Othman, who is himself Kurdish, called on Afrin’s people to return, warning they could be “fuel for the agendas of cross-border extremists,” in reference to PKK-affiliated SDF commanders. “There is no solution except to return and settle the status of all those implicated or forced to do something, and we have been helping those who are temporarily arrested,” he added. 

Despite these assurances, and others sent by people in Afrin to their relatives and acquaintances outside the area, many of the displaced cannot forget the long history of abuses by the factions controlling Afrin. “How can I return and live among those who committed violations against Afrin,” Kamal Hassan (a pseudonym), 32, wondered. 

Although Hassan has not engaged in any military activity with the SDF against the SNA—with the exception of performing mandatory self-defense duty with the SDF—he fears “arrest or financial extortion” as a Kurdish civilian. 

On December 1, Hassan, alongside his father, his sister and her children, fled al-Shahbaa for Raqqa city while his mother stayed behind, refusing to leave their village. Finding no shelter in Raqqa, his father returned to their village three days later. Hassan is now staying with a relative who managed to rent a house in the Hasakah province city of Qamishli. 

For the same reason, Jaker Muhammad (a pseudonym), 39, has refused to return to his village in Afrin. He is particularly worried because he served as the co-head of his village commune. Communes, local governing assemblies ranging in size from a village to hundreds of families in a larger city, are the base unit of the democratic confederalist system followed by the AANES. 

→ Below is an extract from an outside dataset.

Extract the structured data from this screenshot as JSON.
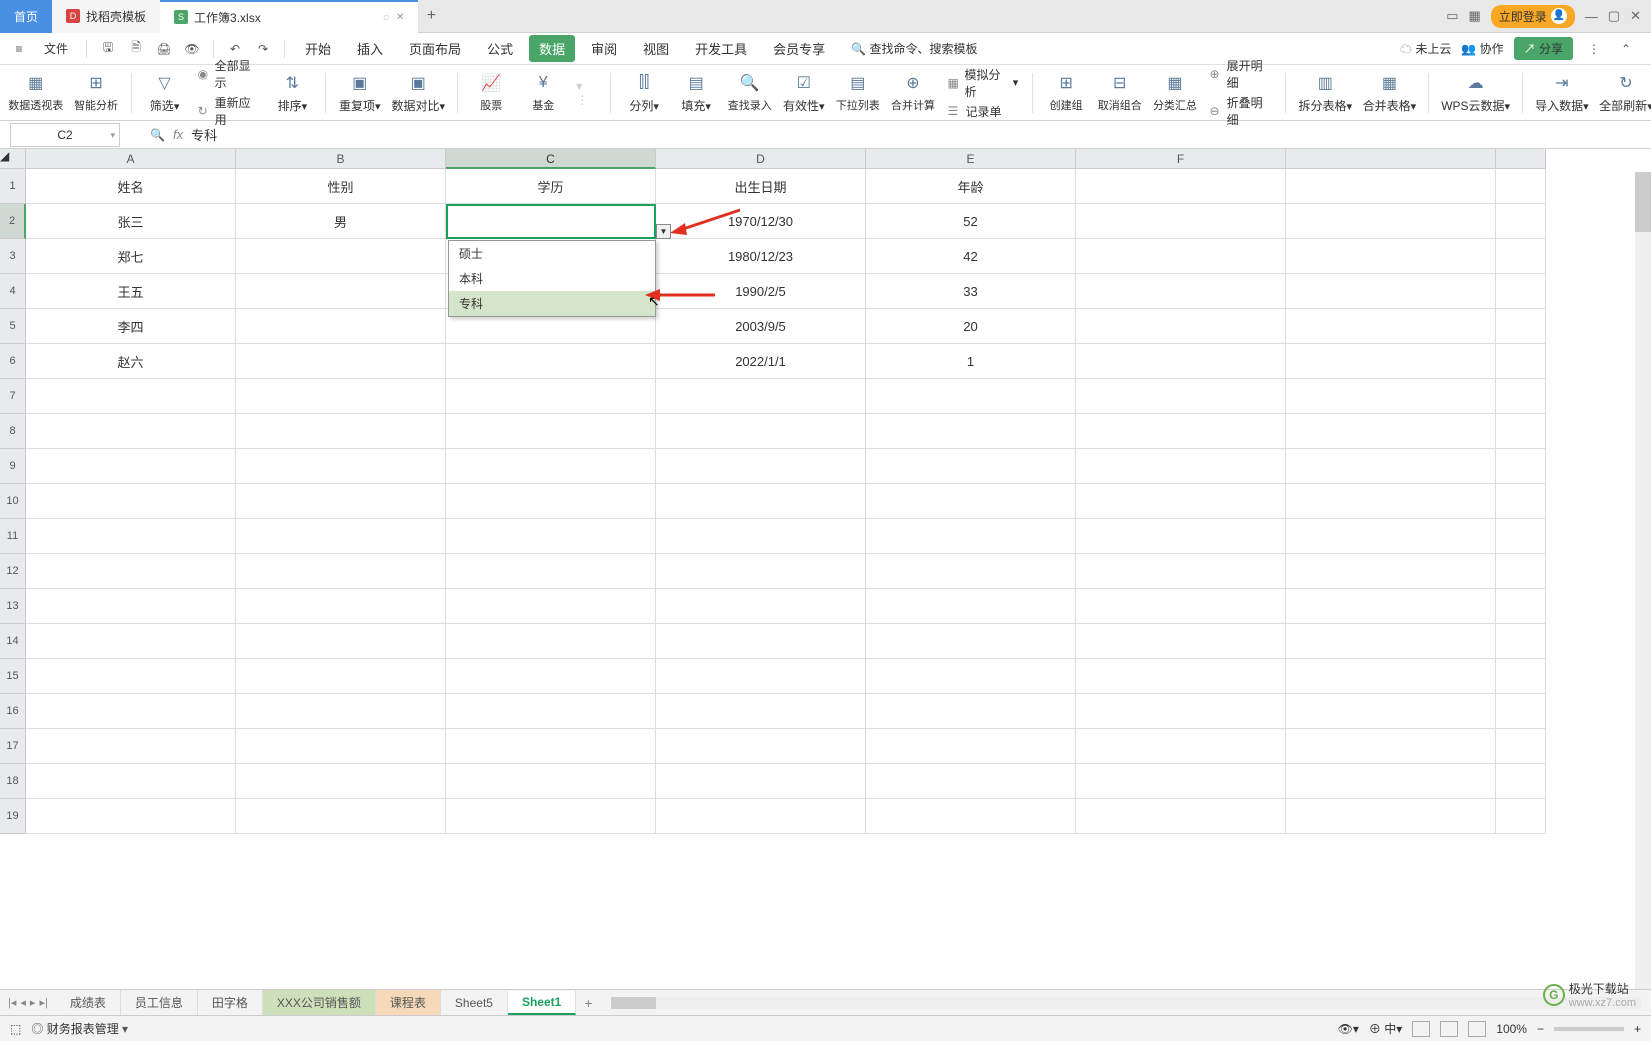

In Qamishli city, where Muhammad is displaced, he is “at a loss” between staying in the northeast—which is threatened by a military attack by Turkey and the factions it backs—or returning to his village and risking arrest. Even “moving to Damascus is not without risks,” he added. “Which path do you think I should choose,” he asked Syria Direct, with a tone of sarcasm. 

Despite all the risks, challenges and uncertainty returnees face, Majid, who recently returned to the Sheran area, sees it as “best option.” She called on Afrin’s people, whether displaced abroad or inside Syria, to return. “In the end, all a person has is their home and family,” she said.